In this section, we provide some examples to compute representation reliability using standard uncertainty or accuracy measures using an ensemble of embedding functions $\{h_1, \cdots, h_M\}$ and the corresponding downstream predictors $\{g_{1,t}, \cdots, g_{M,t}\}$.

Let us denote this distribution of $h$: $\mathcal{P}_{\mathcal{H}}$. 
Consequently, in regression tasks, the negative variance of the predictive distribution can be utilized for a performance metric:
\begin{gather} 
\myPerf{t} := -\Var{g_{h,t} \circ h(\bx^*)} \nonumber \\
\quad\quad = -\EEE{h \sim \pH}{(g_{h,t} \circ h(\bx^*) - \EEE{h \sim \pH}{g_{h,t} \circ h(\bx^*)})^2}  \nonumber \\
\quad\quad \approx  -\frac{1}{M^2} \sum_{i < j} \Big( g_{i,t} \circ h_i(\mathbf{x}^*) - g_{j,t} \circ h_j(\mathbf{x}^*) \Big)^2 \label{eq:rep_reli_var}
\end{gather}
where $g_{i,t} \equiv g_{h_i,t}$.
In the context of multi-output tasks, the trace of the covariance matrix can be utilized, which is essentially the sum of variances across each output dimension.
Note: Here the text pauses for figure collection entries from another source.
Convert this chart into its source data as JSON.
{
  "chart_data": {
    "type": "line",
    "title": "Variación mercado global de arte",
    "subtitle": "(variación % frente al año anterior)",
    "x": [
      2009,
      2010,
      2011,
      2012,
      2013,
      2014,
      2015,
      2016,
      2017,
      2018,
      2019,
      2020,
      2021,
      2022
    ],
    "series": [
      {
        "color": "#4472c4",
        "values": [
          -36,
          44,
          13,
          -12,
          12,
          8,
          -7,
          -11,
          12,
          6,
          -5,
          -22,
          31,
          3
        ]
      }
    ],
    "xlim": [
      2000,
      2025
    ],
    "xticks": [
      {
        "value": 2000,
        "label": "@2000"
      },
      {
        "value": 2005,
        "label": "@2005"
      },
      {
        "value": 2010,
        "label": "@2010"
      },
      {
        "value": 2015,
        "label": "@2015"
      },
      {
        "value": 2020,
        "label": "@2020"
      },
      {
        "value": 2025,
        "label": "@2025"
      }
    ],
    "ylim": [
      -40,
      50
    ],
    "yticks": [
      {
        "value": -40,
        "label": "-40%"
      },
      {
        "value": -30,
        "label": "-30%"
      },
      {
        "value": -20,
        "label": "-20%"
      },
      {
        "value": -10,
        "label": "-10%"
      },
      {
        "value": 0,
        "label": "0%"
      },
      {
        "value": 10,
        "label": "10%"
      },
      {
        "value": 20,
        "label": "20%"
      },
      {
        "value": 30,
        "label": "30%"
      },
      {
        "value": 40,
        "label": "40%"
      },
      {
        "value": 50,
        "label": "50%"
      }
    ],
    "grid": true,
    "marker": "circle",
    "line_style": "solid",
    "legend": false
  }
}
This approach aggregates the individual uncertainties of each output, providing a comprehensive measure of overall uncertainty in the multi-output setting.
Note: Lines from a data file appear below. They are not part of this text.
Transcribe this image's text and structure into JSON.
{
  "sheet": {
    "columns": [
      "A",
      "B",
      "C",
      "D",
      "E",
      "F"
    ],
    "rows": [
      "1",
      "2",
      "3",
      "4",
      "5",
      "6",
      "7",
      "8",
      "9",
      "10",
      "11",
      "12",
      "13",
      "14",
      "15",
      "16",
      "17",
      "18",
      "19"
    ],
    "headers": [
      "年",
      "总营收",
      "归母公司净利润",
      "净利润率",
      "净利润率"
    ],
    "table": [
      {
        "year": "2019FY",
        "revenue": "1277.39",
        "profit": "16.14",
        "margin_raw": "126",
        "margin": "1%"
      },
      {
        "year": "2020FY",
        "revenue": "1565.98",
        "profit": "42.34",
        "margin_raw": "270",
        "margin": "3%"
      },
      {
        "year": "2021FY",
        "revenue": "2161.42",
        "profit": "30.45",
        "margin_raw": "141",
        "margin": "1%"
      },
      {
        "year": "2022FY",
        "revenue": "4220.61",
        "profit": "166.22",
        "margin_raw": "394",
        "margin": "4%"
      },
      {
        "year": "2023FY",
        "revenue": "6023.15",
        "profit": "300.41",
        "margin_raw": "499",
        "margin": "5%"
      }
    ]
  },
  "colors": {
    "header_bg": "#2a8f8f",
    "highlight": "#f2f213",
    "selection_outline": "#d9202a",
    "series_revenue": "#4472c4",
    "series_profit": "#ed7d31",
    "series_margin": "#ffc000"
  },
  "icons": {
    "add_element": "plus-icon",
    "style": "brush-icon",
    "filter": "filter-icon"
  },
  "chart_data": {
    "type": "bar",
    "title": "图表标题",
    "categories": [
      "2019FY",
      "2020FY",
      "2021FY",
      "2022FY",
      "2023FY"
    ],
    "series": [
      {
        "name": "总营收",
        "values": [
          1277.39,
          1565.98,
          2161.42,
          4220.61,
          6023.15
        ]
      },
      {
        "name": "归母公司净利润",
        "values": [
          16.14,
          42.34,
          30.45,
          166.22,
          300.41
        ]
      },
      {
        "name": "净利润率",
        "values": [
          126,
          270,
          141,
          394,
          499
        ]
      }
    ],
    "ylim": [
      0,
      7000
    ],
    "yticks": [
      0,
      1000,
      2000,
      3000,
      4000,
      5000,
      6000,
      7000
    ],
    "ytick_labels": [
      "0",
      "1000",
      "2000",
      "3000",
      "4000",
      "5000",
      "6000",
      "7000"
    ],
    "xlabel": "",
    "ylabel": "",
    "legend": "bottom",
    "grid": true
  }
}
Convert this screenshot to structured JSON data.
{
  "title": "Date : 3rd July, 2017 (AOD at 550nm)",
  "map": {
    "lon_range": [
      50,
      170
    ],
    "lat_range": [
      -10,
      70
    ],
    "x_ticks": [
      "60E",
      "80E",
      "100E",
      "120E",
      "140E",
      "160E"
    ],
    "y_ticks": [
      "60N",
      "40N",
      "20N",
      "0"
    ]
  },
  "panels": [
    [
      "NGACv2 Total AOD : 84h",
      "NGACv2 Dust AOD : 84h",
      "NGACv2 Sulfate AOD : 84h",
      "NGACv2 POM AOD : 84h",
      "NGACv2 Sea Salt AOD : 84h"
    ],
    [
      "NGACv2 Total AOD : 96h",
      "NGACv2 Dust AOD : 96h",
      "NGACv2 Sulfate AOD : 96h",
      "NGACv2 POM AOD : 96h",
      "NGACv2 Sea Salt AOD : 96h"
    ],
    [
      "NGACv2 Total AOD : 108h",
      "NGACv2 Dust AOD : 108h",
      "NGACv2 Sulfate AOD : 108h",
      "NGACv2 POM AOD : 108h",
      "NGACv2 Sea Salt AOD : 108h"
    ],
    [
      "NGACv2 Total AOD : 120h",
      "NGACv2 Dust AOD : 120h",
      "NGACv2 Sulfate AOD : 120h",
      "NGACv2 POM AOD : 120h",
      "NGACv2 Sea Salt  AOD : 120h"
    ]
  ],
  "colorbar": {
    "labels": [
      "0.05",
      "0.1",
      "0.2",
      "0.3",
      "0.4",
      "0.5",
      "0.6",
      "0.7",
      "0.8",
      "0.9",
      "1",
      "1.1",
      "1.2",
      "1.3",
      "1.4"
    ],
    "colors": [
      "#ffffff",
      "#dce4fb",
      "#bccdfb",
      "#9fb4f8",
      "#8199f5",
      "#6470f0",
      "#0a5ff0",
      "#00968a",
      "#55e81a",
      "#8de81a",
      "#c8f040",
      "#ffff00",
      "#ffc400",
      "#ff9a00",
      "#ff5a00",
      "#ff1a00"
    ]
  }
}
While our theoretical analysis has focused on regression tasks using variance, for classification tasks, metrics like the Brier score or entropy are more natural choices. For a given downstream classification task $t$ with $C$ classes, the ground truth label of $\bx^*$ is represented by a one-hot vector: $y_{t}^* = ( y_{t[1]}^*, \cdots, y_{t[C]}^*)^T$ where $y_{t[c]}^* \in \{0, 1\}$.
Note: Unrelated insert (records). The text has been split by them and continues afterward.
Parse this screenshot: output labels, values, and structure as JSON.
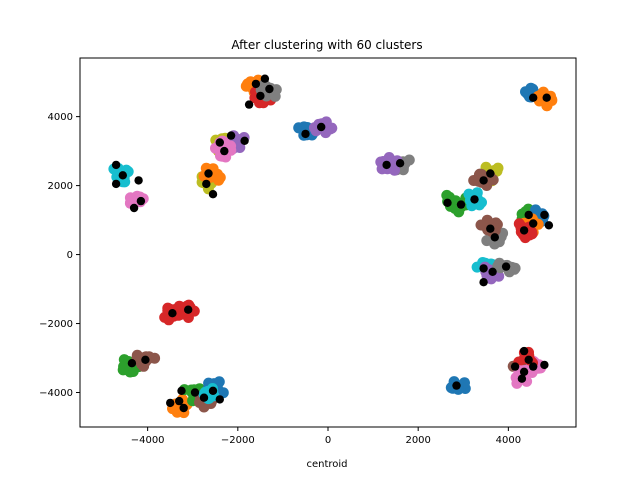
{
  "chart_data": {
    "type": "scatter",
    "title": "After clustering with 60 clusters",
    "xlabel": "centroid",
    "ylabel": "",
    "xlim": [
      -5500,
      5500
    ],
    "ylim": [
      -5000,
      5700
    ],
    "xticks": [
      -4000,
      -2000,
      0,
      2000,
      4000
    ],
    "yticks": [
      -4000,
      -2000,
      0,
      2000,
      4000
    ],
    "grid": false,
    "legend": "none",
    "palette": {
      "blue": "#1f77b4",
      "orange": "#ff7f0e",
      "green": "#2ca02c",
      "red": "#d62728",
      "purple": "#9467bd",
      "brown": "#8c564b",
      "pink": "#e377c2",
      "gray": "#7f7f7f",
      "olive": "#bcbd22",
      "cyan": "#17becf",
      "centroid": "#000000"
    },
    "clusters": [
      {
        "x": -4600,
        "y": 2300,
        "color": "cyan"
      },
      {
        "x": -4200,
        "y": 1600,
        "color": "pink"
      },
      {
        "x": -1600,
        "y": 4900,
        "color": "orange"
      },
      {
        "x": -1450,
        "y": 4600,
        "color": "red"
      },
      {
        "x": -1300,
        "y": 4750,
        "color": "gray"
      },
      {
        "x": -2300,
        "y": 3200,
        "color": "olive"
      },
      {
        "x": -2050,
        "y": 3300,
        "color": "purple"
      },
      {
        "x": -2300,
        "y": 3050,
        "color": "pink"
      },
      {
        "x": -2650,
        "y": 2100,
        "color": "olive"
      },
      {
        "x": -2600,
        "y": 2300,
        "color": "orange"
      },
      {
        "x": -500,
        "y": 3500,
        "color": "blue"
      },
      {
        "x": -100,
        "y": 3700,
        "color": "purple"
      },
      {
        "x": 1650,
        "y": 2650,
        "color": "gray"
      },
      {
        "x": 1350,
        "y": 2600,
        "color": "purple"
      },
      {
        "x": 2700,
        "y": 1500,
        "color": "green"
      },
      {
        "x": 3000,
        "y": 1450,
        "color": "green"
      },
      {
        "x": 3250,
        "y": 1600,
        "color": "cyan"
      },
      {
        "x": 3600,
        "y": 2350,
        "color": "olive"
      },
      {
        "x": 3450,
        "y": 2150,
        "color": "brown"
      },
      {
        "x": 3700,
        "y": 500,
        "color": "gray"
      },
      {
        "x": 3600,
        "y": 800,
        "color": "brown"
      },
      {
        "x": 3500,
        "y": -400,
        "color": "cyan"
      },
      {
        "x": 3650,
        "y": -500,
        "color": "purple"
      },
      {
        "x": 3950,
        "y": -350,
        "color": "gray"
      },
      {
        "x": 4450,
        "y": 1100,
        "color": "green"
      },
      {
        "x": 4700,
        "y": 1100,
        "color": "blue"
      },
      {
        "x": 4500,
        "y": 800,
        "color": "orange"
      },
      {
        "x": 4350,
        "y": 700,
        "color": "red"
      },
      {
        "x": 4550,
        "y": 4600,
        "color": "blue"
      },
      {
        "x": 4800,
        "y": 4550,
        "color": "orange"
      },
      {
        "x": -3450,
        "y": -1700,
        "color": "red"
      },
      {
        "x": -3150,
        "y": -1600,
        "color": "red"
      },
      {
        "x": -4400,
        "y": -3200,
        "color": "green"
      },
      {
        "x": -4050,
        "y": -3050,
        "color": "brown"
      },
      {
        "x": -3300,
        "y": -4400,
        "color": "orange"
      },
      {
        "x": -3000,
        "y": -4000,
        "color": "green"
      },
      {
        "x": -2700,
        "y": -4200,
        "color": "brown"
      },
      {
        "x": -2500,
        "y": -3900,
        "color": "blue"
      },
      {
        "x": -2700,
        "y": -4050,
        "color": "cyan"
      },
      {
        "x": 2850,
        "y": -3800,
        "color": "blue"
      },
      {
        "x": 4300,
        "y": -3300,
        "color": "brown"
      },
      {
        "x": 4600,
        "y": -3200,
        "color": "pink"
      },
      {
        "x": 4400,
        "y": -3000,
        "color": "red"
      },
      {
        "x": 4300,
        "y": -3550,
        "color": "pink"
      }
    ],
    "centroids": [
      {
        "x": -4700,
        "y": 2600
      },
      {
        "x": -4550,
        "y": 2300
      },
      {
        "x": -4700,
        "y": 2050
      },
      {
        "x": -4200,
        "y": 2150
      },
      {
        "x": -4150,
        "y": 1550
      },
      {
        "x": -4300,
        "y": 1350
      },
      {
        "x": -1600,
        "y": 4950
      },
      {
        "x": -1400,
        "y": 5100
      },
      {
        "x": -1300,
        "y": 4800
      },
      {
        "x": -1500,
        "y": 4600
      },
      {
        "x": -1750,
        "y": 4350
      },
      {
        "x": -2400,
        "y": 3250
      },
      {
        "x": -2150,
        "y": 3450
      },
      {
        "x": -1850,
        "y": 3300
      },
      {
        "x": -2300,
        "y": 3000
      },
      {
        "x": -2650,
        "y": 2350
      },
      {
        "x": -2700,
        "y": 2050
      },
      {
        "x": -2550,
        "y": 1750
      },
      {
        "x": -500,
        "y": 3500
      },
      {
        "x": -150,
        "y": 3700
      },
      {
        "x": 1300,
        "y": 2600
      },
      {
        "x": 1600,
        "y": 2650
      },
      {
        "x": 2650,
        "y": 1500
      },
      {
        "x": 2950,
        "y": 1450
      },
      {
        "x": 3250,
        "y": 1600
      },
      {
        "x": 3450,
        "y": 2150
      },
      {
        "x": 3600,
        "y": 2350
      },
      {
        "x": 3600,
        "y": 750
      },
      {
        "x": 3700,
        "y": 500
      },
      {
        "x": 3450,
        "y": -400
      },
      {
        "x": 3650,
        "y": -500
      },
      {
        "x": 3950,
        "y": -350
      },
      {
        "x": 3450,
        "y": -800
      },
      {
        "x": 4450,
        "y": 1150
      },
      {
        "x": 4800,
        "y": 1150
      },
      {
        "x": 4550,
        "y": 900
      },
      {
        "x": 4350,
        "y": 700
      },
      {
        "x": 4900,
        "y": 850
      },
      {
        "x": 4550,
        "y": 4550
      },
      {
        "x": 4850,
        "y": 4550
      },
      {
        "x": -3450,
        "y": -1700
      },
      {
        "x": -3100,
        "y": -1600
      },
      {
        "x": -4350,
        "y": -3150
      },
      {
        "x": -4050,
        "y": -3050
      },
      {
        "x": -3500,
        "y": -4300
      },
      {
        "x": -3250,
        "y": -3950
      },
      {
        "x": -3300,
        "y": -4250
      },
      {
        "x": -3200,
        "y": -4450
      },
      {
        "x": -2950,
        "y": -4000
      },
      {
        "x": -2750,
        "y": -4150
      },
      {
        "x": -2550,
        "y": -3950
      },
      {
        "x": -2400,
        "y": -4200
      },
      {
        "x": 2850,
        "y": -3800
      },
      {
        "x": 4350,
        "y": -2800
      },
      {
        "x": 4450,
        "y": -3050
      },
      {
        "x": 4150,
        "y": -3250
      },
      {
        "x": 4350,
        "y": -3400
      },
      {
        "x": 4800,
        "y": -3200
      },
      {
        "x": 4300,
        "y": -3600
      },
      {
        "x": 4550,
        "y": -3250
      }
    ]
  }
}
The softmax output for class $c$ via the predictive function $g_i \circ h_i (\cdot)$ is denoted as $g_i \circ h_i (\cdot)_{[c]}$. %

The negative Brier score for this setup is calculated as follows:
\begin{gather}
\myPerf{t} := -\mathsf{Brier} (\EEE{h \sim \mathcal{P}_\mathcal{H}}{g_{h,t} \circ h(\bx^*)} ; y_{t}^*) \nonumber \\
\quad\quad  = -\sum_{c=1}^{C} \Big( \EEE{h \sim \mathcal{P}_\mathcal{H}}{g_{h,t} \circ h(\mathbf{x}^*)}_{[c]} - y_{t[c]}^* \Big)^2\\
\quad\quad  -\approx \sum_{c=1}^{C} \Big( \frac{1}{M} \sum_{i=1}^{M} g_{i,t} \circ h_i(\mathbf{x}^*)_{[c]} - y_{t[c]}^* \Big)^2
\end{gather}
and the negative entropy is given by:
\begin{gather}
\myPerf{t} := -\mathsf{Entropy} ( \EEE{h \sim \mathcal{P}_\mathcal{H}}{g_{h,t} \circ h(\mathbf{x}^*)} ) \nonumber \\
\quad\quad  \approx \sum_{c=1}^{C} \Big(\frac{1}{M} \sum_{i=1}^{M} g_{i,t} \circ h_i(\mathbf{x}^*)_{[c]} \Big) \log \Big(\frac{1}{M} \sum_{i=1}^{M} g_{i,t} \circ h_i(\mathbf{x}^*)_{[c]} \Big) .
\end{gather}

While establishing a rigorous relationship between uncertainty and predictive accuracy may pose challenges, empirical studies have demonstrated a strong correlation between the two measures.
As stated in Theorem~\ref{thm::nb_consistency}, a lower bound of the representation reliability measured by $\Perf{\cdot} \coloneqq -\Varr{}{\cdot}$, depicted in Equation~\eqref{eq:rep_reli_var}, is assured by the sum of the reference point's reliability along with its relative distance to the test point.
Consequently, this explains how the $\mathsf{NC}$ score could effectively capture representation reliability, irrespective of the specific performance metrics employed.